After a while, when trying to check the status of the backup, the “pbm status” command returned the error message: “Error: get job status: get backup information: not found.”. Restarting all agents in the cluster solved the display problem, but the backup was not made. Could you give some insight into what could be causing this behavior?

Hi @Illia_Reshetnykov
Regarding the below, there is no need to start another backup within 60 secs. Are you sure that in your backup is gonna complete within 60 secs. If not, then it doesn’t make any sense.

We then ran the PBM backup command with a mechanism to retry running the backup if necessary:

pbm backup || (sleep 60; PBM backup)

As you have mentioned, agents flew out again, can you share the pbm-agent logs along with pbm config, version.
Also, from the above pbm logs, couldn’t see any issue.
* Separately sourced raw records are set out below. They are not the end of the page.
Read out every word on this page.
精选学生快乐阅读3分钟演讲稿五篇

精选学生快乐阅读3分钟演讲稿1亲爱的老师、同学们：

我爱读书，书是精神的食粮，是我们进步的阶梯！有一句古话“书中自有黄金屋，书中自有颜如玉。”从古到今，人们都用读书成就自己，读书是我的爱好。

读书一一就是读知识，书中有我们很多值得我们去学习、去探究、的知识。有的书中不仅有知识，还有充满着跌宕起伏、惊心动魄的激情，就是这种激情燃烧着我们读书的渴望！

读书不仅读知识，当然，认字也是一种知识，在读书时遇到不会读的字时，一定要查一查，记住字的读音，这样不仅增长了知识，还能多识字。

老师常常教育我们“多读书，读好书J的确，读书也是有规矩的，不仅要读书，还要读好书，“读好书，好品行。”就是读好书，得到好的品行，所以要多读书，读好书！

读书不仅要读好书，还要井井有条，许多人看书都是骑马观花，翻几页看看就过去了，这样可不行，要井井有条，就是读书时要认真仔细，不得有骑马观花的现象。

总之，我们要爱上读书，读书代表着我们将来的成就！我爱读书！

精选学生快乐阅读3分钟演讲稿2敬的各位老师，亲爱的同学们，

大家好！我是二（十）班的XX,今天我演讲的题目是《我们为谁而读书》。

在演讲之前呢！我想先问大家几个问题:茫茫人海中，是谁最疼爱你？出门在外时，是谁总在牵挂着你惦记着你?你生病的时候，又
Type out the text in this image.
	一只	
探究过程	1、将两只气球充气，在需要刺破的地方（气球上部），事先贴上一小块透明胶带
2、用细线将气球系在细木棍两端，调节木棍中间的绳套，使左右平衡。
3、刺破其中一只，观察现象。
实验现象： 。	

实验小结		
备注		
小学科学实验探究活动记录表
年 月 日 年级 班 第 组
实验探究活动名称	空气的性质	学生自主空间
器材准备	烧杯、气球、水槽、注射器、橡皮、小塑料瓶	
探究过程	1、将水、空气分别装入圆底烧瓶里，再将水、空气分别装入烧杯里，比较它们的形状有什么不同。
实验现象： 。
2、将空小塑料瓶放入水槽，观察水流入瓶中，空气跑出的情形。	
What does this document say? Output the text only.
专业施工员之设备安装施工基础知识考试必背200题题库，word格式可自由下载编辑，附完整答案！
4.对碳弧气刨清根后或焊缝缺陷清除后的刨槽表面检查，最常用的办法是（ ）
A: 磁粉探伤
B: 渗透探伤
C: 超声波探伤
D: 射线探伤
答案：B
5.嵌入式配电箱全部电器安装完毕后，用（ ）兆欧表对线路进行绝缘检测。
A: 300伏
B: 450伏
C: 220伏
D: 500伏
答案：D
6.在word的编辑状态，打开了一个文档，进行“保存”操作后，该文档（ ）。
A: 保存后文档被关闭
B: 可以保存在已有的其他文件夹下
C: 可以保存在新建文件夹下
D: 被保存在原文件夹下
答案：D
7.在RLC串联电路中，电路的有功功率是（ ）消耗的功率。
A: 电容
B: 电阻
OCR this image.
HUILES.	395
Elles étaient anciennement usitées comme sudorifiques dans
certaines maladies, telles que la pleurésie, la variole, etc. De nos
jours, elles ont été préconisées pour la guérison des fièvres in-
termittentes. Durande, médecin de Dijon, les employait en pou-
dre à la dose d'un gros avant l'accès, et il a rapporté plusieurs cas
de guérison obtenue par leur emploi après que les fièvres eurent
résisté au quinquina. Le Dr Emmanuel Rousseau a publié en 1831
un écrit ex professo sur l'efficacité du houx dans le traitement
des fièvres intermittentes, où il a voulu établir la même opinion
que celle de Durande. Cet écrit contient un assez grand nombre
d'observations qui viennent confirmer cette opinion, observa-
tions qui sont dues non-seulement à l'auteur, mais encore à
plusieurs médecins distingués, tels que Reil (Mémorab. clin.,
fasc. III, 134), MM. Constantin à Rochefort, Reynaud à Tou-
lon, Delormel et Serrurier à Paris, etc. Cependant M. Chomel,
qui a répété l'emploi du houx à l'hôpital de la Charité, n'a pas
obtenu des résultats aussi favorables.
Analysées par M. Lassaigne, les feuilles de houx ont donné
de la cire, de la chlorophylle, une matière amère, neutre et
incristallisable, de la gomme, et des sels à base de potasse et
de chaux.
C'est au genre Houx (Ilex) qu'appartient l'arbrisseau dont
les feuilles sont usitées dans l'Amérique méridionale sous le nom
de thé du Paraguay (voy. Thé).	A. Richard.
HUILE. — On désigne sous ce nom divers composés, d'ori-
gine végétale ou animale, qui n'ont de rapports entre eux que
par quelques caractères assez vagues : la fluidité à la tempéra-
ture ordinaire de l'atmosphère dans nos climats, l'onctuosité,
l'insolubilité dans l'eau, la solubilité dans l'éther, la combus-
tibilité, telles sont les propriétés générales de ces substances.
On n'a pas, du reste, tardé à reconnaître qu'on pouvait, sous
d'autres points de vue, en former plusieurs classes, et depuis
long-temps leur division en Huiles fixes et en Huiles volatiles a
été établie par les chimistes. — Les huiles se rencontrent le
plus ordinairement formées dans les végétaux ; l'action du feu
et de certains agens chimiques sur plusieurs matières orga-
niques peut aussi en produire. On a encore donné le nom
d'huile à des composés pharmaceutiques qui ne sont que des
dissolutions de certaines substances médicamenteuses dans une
It looks like another backup was going on.From the logs, it seems it was running fine.

Before starting a backup, make sure to check pbm status just to make sure, if all the agents are up and no backup is going on.

Thanks,
Mukesh

Hello, @Mukesh_Kumar

During testing, we found that the problem occurs when running the pbm backup command immediately after pbm config. We believe that the reason for this is that pbm config does not have time to complete resync while pbm backup is trying to insert a new backup entry. The solution to this problem was to add the sleep 300 command after pbm config. In two weeks of operation in this configuration, pbm-agent never failed

Hi @Illia_Reshetnykov
No, it’s not, we have already tested it out. It shouldn’t be the problem.

However, we would request to raise the above said issue in another forum with debug log, pbm version etc.

We will look into it further.

Thanks,
Mukesh